Kontrasepsi hormonal mengandung komponen estrogen dan progesterone yang dapat mempengaruhi pertumbuhan dan pelepasan endometrium, mengentalkan lendir servik sehingga sulit dilalui oleh sperma serta mengontrol siklus haid (BKKBN, 2007) sehingga pemanfaatan kontrasepsi ini sering dipakai sebagai hormon pengganti ketika wanita mengalami penurunan kadar hormone di masa menopause.

Pil Keluarga Berencana merupakan kontrasepsi oral yang bersifat hormonal. Komponen estrogen dalam pil bekerja dengan jalan menekan sekresi

FSH (Follicel Stimulating Hormone) sehingga menghalangi maturasi follikel di

ovarium. Hasil penelitian yang dilakukan oleh Keep et al. (1979) dan Stanford et al. (1987) menunjukkan bahwa kontrasepsi oral merupakan salah satu factor yang dapat mempengaruhi penundaan usia menopause.

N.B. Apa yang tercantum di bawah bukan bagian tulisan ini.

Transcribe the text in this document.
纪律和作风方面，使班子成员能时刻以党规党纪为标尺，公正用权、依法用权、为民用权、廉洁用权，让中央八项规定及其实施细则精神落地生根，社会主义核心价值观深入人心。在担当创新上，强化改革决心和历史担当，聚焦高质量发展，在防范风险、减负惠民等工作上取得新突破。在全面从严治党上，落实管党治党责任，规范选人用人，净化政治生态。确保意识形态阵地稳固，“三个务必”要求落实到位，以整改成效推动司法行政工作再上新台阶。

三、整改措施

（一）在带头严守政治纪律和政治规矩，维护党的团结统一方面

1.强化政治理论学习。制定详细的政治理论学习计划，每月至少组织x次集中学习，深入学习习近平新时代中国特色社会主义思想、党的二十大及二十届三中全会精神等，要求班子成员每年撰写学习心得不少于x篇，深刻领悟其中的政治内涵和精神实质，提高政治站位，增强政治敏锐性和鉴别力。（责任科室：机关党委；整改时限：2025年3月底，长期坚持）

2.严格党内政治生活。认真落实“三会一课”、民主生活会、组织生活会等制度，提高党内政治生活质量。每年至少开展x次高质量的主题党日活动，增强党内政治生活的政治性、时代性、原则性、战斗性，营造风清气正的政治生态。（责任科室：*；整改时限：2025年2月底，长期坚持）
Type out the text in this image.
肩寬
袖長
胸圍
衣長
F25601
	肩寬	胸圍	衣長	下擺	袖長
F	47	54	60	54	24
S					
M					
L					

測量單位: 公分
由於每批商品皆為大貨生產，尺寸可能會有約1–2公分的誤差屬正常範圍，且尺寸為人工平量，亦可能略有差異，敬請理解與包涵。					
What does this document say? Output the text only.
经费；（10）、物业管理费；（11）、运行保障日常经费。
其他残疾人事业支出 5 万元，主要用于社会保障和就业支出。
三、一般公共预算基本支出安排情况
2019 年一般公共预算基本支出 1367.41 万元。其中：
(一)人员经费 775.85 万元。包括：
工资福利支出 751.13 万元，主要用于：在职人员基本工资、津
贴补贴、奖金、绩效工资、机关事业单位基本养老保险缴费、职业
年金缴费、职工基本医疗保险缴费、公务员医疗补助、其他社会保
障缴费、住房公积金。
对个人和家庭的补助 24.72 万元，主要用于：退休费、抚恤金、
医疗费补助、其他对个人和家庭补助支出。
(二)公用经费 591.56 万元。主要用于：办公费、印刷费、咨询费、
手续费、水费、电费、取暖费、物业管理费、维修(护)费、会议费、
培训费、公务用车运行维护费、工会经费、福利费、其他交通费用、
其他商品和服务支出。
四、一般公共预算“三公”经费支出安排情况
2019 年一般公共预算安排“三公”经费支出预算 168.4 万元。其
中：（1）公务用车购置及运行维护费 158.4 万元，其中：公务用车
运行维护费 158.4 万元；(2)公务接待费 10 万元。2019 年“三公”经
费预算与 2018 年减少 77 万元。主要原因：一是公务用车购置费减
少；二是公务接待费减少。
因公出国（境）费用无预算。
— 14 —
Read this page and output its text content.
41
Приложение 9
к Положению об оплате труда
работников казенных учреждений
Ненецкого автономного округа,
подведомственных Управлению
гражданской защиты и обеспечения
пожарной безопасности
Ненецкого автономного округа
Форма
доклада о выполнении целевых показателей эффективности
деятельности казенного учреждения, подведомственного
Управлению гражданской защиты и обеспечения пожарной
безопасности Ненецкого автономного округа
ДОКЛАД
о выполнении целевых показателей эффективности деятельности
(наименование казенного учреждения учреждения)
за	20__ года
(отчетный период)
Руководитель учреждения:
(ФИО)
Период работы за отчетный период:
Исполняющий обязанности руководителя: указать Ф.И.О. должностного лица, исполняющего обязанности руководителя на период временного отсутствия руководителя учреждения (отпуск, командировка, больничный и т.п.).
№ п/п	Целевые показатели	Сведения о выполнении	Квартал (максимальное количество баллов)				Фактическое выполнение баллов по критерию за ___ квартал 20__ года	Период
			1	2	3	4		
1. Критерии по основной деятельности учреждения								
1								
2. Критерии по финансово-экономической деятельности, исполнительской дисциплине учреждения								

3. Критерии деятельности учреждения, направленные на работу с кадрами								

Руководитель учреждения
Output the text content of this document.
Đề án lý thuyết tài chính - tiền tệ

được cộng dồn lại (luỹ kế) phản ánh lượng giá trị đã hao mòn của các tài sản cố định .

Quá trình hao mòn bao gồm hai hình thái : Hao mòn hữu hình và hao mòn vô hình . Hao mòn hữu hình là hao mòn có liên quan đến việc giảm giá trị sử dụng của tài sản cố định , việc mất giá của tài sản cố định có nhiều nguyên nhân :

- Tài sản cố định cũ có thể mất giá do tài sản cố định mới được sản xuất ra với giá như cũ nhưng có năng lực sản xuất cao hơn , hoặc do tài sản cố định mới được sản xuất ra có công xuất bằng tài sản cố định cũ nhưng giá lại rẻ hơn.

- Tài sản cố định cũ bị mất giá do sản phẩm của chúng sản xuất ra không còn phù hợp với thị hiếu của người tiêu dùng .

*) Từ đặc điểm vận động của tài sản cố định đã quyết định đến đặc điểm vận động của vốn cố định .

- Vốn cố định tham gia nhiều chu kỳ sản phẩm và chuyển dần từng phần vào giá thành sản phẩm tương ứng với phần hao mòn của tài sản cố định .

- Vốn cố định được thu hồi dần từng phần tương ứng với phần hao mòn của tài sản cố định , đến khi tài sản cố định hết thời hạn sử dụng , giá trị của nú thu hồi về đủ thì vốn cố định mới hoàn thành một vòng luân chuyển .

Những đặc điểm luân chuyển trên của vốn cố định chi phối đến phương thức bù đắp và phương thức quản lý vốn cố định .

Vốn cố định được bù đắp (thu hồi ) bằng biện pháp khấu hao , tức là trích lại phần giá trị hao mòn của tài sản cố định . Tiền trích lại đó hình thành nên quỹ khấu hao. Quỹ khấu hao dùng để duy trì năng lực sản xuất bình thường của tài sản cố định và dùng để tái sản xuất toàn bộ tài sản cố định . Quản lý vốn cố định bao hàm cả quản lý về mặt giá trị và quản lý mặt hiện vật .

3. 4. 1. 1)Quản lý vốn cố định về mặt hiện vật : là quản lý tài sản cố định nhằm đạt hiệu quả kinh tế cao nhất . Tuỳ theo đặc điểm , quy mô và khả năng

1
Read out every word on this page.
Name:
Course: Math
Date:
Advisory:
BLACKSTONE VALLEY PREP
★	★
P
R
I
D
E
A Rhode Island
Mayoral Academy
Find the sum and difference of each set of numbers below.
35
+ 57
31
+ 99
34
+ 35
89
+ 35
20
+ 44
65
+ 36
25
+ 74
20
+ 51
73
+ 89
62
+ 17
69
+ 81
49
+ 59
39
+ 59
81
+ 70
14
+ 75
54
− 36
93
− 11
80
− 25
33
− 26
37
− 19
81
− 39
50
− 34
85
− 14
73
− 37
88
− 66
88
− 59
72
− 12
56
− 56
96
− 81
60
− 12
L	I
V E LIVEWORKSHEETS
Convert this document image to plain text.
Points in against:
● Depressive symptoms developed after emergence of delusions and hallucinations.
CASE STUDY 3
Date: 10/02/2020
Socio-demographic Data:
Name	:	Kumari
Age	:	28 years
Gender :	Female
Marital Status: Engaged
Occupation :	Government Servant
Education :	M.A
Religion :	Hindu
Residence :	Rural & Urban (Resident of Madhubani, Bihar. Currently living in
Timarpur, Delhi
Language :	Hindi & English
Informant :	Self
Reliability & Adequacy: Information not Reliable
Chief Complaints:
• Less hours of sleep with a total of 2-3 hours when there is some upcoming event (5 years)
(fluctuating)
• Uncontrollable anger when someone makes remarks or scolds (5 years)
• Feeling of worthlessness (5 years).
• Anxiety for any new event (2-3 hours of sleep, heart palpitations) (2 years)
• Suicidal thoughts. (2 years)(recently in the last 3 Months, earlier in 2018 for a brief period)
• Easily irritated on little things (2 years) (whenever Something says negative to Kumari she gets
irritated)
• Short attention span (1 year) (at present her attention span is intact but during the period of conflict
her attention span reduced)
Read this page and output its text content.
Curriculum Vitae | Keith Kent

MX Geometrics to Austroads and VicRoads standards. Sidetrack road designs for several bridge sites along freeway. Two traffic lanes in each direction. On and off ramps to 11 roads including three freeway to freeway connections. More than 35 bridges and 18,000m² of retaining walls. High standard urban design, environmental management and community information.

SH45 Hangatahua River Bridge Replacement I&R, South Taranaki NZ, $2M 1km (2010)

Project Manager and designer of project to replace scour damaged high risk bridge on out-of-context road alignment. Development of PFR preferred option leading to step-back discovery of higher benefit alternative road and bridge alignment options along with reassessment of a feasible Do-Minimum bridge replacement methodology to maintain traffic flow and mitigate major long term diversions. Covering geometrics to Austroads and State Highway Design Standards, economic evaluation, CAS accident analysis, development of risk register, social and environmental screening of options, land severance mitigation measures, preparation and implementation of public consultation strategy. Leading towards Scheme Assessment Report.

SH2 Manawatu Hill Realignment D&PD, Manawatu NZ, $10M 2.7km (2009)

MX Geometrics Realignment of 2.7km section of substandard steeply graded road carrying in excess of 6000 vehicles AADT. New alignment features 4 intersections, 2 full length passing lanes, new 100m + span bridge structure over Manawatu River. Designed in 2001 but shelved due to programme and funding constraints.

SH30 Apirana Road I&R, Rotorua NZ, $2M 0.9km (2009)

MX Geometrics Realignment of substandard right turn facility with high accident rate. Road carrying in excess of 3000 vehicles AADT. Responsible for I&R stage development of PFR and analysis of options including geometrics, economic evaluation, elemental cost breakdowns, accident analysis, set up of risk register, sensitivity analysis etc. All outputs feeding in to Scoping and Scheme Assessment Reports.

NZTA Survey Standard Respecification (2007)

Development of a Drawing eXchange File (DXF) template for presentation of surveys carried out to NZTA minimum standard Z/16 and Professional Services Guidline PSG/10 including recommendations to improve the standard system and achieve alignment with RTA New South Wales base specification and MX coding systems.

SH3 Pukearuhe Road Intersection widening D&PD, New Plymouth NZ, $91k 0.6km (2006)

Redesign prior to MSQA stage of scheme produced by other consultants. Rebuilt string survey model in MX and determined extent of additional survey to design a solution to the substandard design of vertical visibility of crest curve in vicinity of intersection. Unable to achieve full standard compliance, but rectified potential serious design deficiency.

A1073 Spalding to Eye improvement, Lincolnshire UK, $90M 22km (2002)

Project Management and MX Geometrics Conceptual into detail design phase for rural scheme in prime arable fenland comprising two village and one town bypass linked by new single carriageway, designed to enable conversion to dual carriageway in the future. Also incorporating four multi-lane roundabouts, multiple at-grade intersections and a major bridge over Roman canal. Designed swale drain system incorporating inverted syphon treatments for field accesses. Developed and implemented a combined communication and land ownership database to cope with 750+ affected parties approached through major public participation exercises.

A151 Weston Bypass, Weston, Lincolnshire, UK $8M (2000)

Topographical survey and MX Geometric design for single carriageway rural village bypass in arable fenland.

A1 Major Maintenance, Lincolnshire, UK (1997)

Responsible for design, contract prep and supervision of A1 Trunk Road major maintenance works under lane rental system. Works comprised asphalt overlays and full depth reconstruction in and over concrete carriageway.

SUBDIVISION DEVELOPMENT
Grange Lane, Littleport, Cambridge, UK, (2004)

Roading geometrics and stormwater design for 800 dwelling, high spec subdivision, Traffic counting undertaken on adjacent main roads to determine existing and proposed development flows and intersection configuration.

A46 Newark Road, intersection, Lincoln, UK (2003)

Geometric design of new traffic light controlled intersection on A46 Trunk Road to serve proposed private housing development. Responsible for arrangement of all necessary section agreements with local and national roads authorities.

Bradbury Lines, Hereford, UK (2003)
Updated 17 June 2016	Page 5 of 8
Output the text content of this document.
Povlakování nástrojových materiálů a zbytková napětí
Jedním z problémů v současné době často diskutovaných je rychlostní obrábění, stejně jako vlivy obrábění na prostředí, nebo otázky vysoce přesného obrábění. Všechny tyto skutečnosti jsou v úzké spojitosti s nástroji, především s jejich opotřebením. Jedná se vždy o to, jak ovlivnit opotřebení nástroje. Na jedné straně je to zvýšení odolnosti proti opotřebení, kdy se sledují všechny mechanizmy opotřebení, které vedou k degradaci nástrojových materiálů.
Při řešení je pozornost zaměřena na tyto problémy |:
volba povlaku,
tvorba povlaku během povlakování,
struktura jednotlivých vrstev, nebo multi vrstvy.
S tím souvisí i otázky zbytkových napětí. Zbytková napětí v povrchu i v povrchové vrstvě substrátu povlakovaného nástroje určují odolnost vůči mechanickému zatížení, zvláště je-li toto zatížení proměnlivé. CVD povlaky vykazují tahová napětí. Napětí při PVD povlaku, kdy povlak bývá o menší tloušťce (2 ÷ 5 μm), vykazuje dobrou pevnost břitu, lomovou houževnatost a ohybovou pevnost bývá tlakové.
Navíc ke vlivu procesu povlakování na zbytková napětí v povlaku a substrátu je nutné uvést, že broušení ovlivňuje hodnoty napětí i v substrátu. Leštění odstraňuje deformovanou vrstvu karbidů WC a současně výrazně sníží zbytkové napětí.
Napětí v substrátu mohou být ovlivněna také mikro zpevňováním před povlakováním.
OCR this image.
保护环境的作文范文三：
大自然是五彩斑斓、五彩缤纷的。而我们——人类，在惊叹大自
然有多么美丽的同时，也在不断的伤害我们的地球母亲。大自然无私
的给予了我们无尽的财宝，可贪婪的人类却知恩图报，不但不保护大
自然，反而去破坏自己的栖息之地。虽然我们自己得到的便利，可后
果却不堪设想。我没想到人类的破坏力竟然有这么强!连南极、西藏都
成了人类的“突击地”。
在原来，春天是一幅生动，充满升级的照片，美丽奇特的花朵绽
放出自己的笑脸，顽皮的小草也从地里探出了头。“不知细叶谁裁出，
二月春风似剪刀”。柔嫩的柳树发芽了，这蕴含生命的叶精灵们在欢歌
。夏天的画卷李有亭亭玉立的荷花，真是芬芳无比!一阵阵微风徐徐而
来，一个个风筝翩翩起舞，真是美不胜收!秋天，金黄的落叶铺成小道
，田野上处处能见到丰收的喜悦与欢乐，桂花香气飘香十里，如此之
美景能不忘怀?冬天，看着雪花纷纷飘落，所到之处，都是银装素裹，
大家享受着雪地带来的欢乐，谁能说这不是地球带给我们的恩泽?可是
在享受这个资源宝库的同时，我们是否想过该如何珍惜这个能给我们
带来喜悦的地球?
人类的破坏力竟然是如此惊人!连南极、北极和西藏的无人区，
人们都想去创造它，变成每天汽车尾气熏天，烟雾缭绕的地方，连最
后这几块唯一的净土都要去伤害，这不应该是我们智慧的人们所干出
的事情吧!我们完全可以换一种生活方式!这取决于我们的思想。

Hasil penelitian “ the Women’s Health Initiative “ (WHI) mengemukakan bahwa pemberian estrogen dan progesterone sebagai terapi pengganti dapat meningkatkan risiko stroke sebesar 41 %, tromboemboli, masalah kardiologi sebesar 29 % dan karsinoma payudara sebesar 26 % (Andra, 2007).

Sehubungan dengan efek yang terjadi kerena pemberian hormone pengganti tersebut, dianjurkan supaya pemberiannya sudah harus dimulai 4 – 5 tahun sebelum menopause bila hendak mencegah gangguan jangka panjang seperti osteoporosis dan penyakit kardiovasculer dan pemberian ini harus

berlangsung bertahun-tahun, 10-15 tahun sesudah menopause dan bahkan dianjurkan sampai seumur hidup. Sebab disangsikan daya cegah estrogen akan menghilang bila substitusinya dihentikan dan proses kekeroposan tulang akan berlanjut kembali (Hutapea, 1998).